Wie man in der Abbildung sieht, sind manche Status umkehrbar, einige jedoch „endgültig“. Nach Ausstellung und Freigabe des Rezeptes („offen“) kann der Patient es in einer Apotheke einlösen, die es dann abruft („in Abgabe“). Solange hier noch nichts weiter geschieht (Die Apotheke also nur ansieht, was verordnet ist, aber noch nichts abgibt), können die Apothekenmitarbeiter:innen das Rezept wieder zurückgeben – sodass es wieder „offen“ ist Der Arzt kann es dann zum Beispiel wieder löschen, oder die Patientin es in einer anderen Apotheke einlösen. Von „In Abgabe“ zu „Quittiert“ geht der Pfeil jedoch nur in eine Richtung! Das heißt, ist bereits ein Medikament abgegeben, bzw. der Vorgang abgeschlossen, ist es technisch nicht mehr vorgesehen und möglich, dieses Rezept „zurückzugeben“.

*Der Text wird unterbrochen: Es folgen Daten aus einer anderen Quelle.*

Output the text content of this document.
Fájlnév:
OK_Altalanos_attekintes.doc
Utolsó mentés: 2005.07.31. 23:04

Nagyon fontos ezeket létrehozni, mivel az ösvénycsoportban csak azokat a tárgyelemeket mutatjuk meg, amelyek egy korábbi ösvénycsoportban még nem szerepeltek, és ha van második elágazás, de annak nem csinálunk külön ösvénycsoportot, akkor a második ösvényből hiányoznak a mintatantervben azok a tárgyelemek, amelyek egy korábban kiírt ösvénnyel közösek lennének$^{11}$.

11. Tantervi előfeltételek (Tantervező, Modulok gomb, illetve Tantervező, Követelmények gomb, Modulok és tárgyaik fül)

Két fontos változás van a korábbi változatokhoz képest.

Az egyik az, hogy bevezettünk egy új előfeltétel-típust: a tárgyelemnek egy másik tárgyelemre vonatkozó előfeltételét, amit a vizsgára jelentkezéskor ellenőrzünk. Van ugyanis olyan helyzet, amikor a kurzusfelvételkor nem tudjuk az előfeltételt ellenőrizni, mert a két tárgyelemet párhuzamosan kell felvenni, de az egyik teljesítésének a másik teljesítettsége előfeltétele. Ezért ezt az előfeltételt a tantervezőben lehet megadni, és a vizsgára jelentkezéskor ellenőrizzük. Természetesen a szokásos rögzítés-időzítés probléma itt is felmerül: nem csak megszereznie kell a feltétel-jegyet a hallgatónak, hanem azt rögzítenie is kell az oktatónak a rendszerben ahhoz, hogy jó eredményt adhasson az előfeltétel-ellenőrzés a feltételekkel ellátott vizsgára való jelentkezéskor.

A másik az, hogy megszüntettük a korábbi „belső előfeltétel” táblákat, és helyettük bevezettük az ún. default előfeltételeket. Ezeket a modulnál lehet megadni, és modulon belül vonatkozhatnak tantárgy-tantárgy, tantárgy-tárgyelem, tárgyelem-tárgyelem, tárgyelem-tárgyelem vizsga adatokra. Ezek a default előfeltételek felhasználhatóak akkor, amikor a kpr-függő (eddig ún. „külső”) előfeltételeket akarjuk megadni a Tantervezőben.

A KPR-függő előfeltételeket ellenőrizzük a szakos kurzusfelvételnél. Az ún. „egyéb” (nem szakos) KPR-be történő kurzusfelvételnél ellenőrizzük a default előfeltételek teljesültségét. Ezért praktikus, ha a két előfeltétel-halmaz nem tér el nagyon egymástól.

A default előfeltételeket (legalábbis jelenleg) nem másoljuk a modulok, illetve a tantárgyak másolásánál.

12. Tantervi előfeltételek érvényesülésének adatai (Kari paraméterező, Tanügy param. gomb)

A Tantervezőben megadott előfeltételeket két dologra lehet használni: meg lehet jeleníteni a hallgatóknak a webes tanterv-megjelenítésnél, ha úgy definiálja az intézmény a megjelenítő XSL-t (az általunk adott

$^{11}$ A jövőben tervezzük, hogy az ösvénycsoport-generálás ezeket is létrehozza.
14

Vorteil: Rezeptänderungen ad hoc aus der Ferne möglich
Wird der Fehler – bzw. der Grund, warum etwas geändert werden muss – vor der Abgabe des Medikamentes bemerkt und kann aus dem Weg geräumt werden, ist es auf dem elektronischen Wege einfacher geworden: Anstatt das Papierdokument zu ändern und in die (vielleicht weiter weg gelegene) Arztpraxis fahren zu müssen genügt ein Anruf:
„Guten Tag, Sie haben Clarithromycin-Saft verordnet. Der ist leider nicht lieferbar. Welches andere Antibiotikum käme für Celine Meyer in Frage?“ – „Ich stelle ein neues E-Rezept über Azithromycin-Saft aus. Geben Sie mir das nicht benötigte Rezept zurück, dann kann lösche ich es.“
Vorausgesetzt, dass man die Arztpraxis sofort erreicht, ist damit in Sekundenschnelle der wartende Patient versorgt, und die Apotheke muss dem neuen Original-Papierdokument nicht hinterherrennen, um es abrechnen zu können. Eine neue digitale Verordnung kann ad hoc aus der Ferne ausgestellt werden.
Nachteil: Nachträgliche Änderungen – Vertrauensprobe
Nicht immer ergeben sich die Unstimmigkeiten aber bereits vor der Abgabe des Arzneimittels. Auch wenn sich die Menschen, die sich das „systemspezifische Konzept E-Rezept“ ausgedacht haben, das in der Theorie so vorstellen. Auch Ärzt:innen oder Praxisangestellte reagieren auf Anfragen häufig reflexartig mit Misstrauen und wittern Betrug zu Lasten des ärztlichen Budgets.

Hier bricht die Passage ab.